Büyüme oranları bütün dünyada düşüyor. Türkiye’de de.
Enflasyon bütün dünyada yükseliyor. Türkiye’de de.
Küreselleşme ve büyüyen dış ticaret yüzünden ülkeler birbirlerinden enflasyon da ithal ediyorlar. Türkiye de.
Bütün dünyada, gıda, mal ve enerji fiyatları yükseliyor. Türkiye’de de.
Dünya merkez bankalarının her biri ayrı ayrı sorgulanıyor ve onlardan daha iyisini yapmaları isteniyor. Türkiye’de de durum aynı.
Çin, Rusya, Hindistan, Brezilya, Güney Afrika gibi gelişmekte olan ülke merkez bankaları, krizden daha az etkilenmek üzere faiz oranlarını yükseltiyorlar. Merkez Bankamız da, sanki şartmış gibi onları takip ediyor.

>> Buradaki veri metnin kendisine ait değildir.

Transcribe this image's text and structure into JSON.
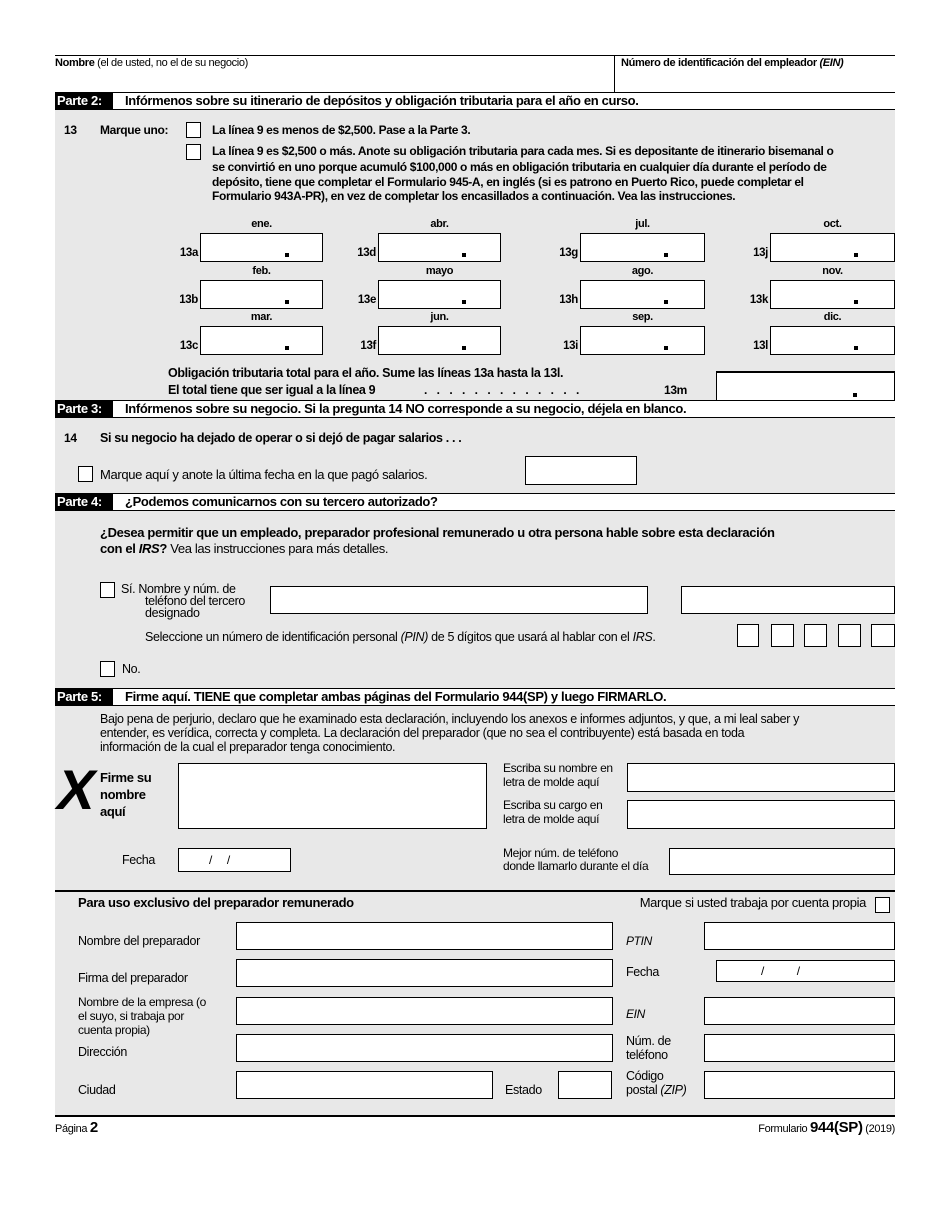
{
  "header": {
    "name_bold": "Nombre",
    "name_rest": " (el de usted, no el de su negocio)",
    "ein_label": "Número de identificación del empleador ",
    "ein_abbr": "(EIN)"
  },
  "part2": {
    "tag": "Parte 2:",
    "title": "Infórmenos sobre su itinerario de depósitos y obligación tributaria para el año en curso.",
    "line": "13",
    "marque": "Marque uno:",
    "option1": "La línea 9 es menos de $2,500. Pase a la Parte 3.",
    "option2_lines": [
      "La línea 9 es $2,500 o más. Anote su obligación tributaria para cada mes. Si es depositante de itinerario bisemanal o",
      "se convirtió en uno porque acumuló $100,000 o más en obligación tributaria en cualquier día durante el período de",
      "depósito, tiene que completar el Formulario 945-A, en inglés (si es patrono en Puerto Rico, puede completar el",
      "Formulario 943A-PR), en vez de completar los encasillados a continuación. Vea las instrucciones."
    ],
    "months": [
      {
        "label": "ene.",
        "line": "13a"
      },
      {
        "label": "feb.",
        "line": "13b"
      },
      {
        "label": "mar.",
        "line": "13c"
      },
      {
        "label": "abr.",
        "line": "13d"
      },
      {
        "label": "mayo",
        "line": "13e"
      },
      {
        "label": "jun.",
        "line": "13f"
      },
      {
        "label": "jul.",
        "line": "13g"
      },
      {
        "label": "ago.",
        "line": "13h"
      },
      {
        "label": "sep.",
        "line": "13i"
      },
      {
        "label": "oct.",
        "line": "13j"
      },
      {
        "label": "nov.",
        "line": "13k"
      },
      {
        "label": "dic.",
        "line": "13l"
      }
    ],
    "total_line1": "Obligación tributaria total para el año. Sume las líneas 13a hasta la 13l.",
    "total_line2": "El total tiene que ser igual a la línea 9",
    "leader": ". . . . . . . . . . . . .",
    "total_num": "13m"
  },
  "part3": {
    "tag": "Parte 3:",
    "title": "Infórmenos sobre su negocio. Si la pregunta 14 NO corresponde a su negocio, déjela en blanco.",
    "line": "14",
    "question": "Si su negocio ha dejado de operar o si dejó de pagar salarios . . .",
    "check_label": "Marque aquí y anote la última fecha en la que pagó salarios."
  },
  "part4": {
    "tag": "Parte 4:",
    "title": "¿Podemos comunicarnos con su tercero autorizado?",
    "q1_bold": "¿Desea permitir que un empleado, preparador profesional remunerado u otra persona hable sobre esta declaración",
    "q2_bold": "con el ",
    "q2_irs": "IRS",
    "q2_q": "?",
    "q2_rest": " Vea las instrucciones para más detalles.",
    "yes_lines": [
      "Sí.  Nombre y núm. de",
      "teléfono del tercero",
      "designado"
    ],
    "pin_a": "Seleccione un número de identificación personal ",
    "pin_b": "(PIN)",
    "pin_c": " de 5 dígitos que usará al hablar con el ",
    "pin_d": "IRS",
    "pin_e": ".",
    "no": "No."
  },
  "part5": {
    "tag": "Parte 5:",
    "title": "Firme aquí. TIENE que completar ambas páginas del Formulario 944(SP) y luego FIRMARLO.",
    "perjury_lines": [
      "Bajo pena de perjurio, declaro que he examinado esta declaración, incluyendo los anexos e informes adjuntos, y que, a mi leal saber y",
      "entender, es verídica, correcta y completa. La declaración del preparador (que no sea el contribuyente) está basada en toda",
      "información de la cual el preparador tenga conocimiento."
    ],
    "x_mark": "X",
    "sign_lines": [
      "Firme su",
      "nombre",
      "aquí"
    ],
    "print_name": [
      "Escriba su nombre en",
      "letra de molde aquí"
    ],
    "print_title": [
      "Escriba su cargo en",
      "letra de molde aquí"
    ],
    "date_label": "Fecha",
    "date_value": "/     /",
    "phone": [
      "Mejor núm. de teléfono",
      "donde llamarlo durante el día"
    ]
  },
  "preparer": {
    "title": "Para uso exclusivo del preparador remunerado",
    "self_employed": "Marque si usted trabaja por cuenta propia",
    "name": "Nombre del preparador",
    "ptin": "PTIN",
    "signature": "Firma del preparador",
    "date": "Fecha",
    "date_value": "/           /",
    "firm": [
      "Nombre de la empresa (o",
      "el suyo, si trabaja por",
      "cuenta propia)"
    ],
    "ein": "EIN",
    "address": "Dirección",
    "phone": [
      "Núm. de",
      "teléfono"
    ],
    "city": "Ciudad",
    "state": "Estado",
    "zip_a": "Código",
    "zip_b": "postal ",
    "zip_c": "(ZIP)"
  },
  "footer": {
    "page_label": "Página ",
    "page_num": "2",
    "form_label": "Formulario ",
    "form_num": "944(SP)",
    "year": " (2019)"
  }
}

Dünya parasal büyüklük bakımından, şimdiye kadarki en büyük krizi yaşıyor. Krizin büyüklüğü, Amerika ve Euro Bölgesi ülkelerin gayri safi milli hasılalarının yüzde 5’ine ulaştı. Bu açıdan, henüz 1928-30 büyük krizine yetişemedi ama kriz halen sürüyor. Euro Bölgesi ülkelerinin, krizi yönetme sürecinde, daha başarılı ve soğukkanlı oldukları anlaşılıyor.
Gelişmekte olan ülkeler arasında en yüksek faiz ve cari açık bizde. Aşağıda, 2007 sonu itibariyle bu konudaki bir karşılaştırma var (Kaynak: IMF, Moody’s, TCMB, TURKSTAT)
Bu durum, bizim en riskli fakat en büyük kâr transferine açık ülke konumunda olduğumuzu gösteriyor. Fazla sözü edilmeyen, diğer önemli riskimiz ise, ülkenin ekonomik seviyesinin çok üzerinde olan borçlanma maliyeti.
Ben Merkez Bankası’nın yerinde olsam, “benzeşim olasılık ve oranları”nı izler ve faiz oranlarını hiç değiştirmezdim.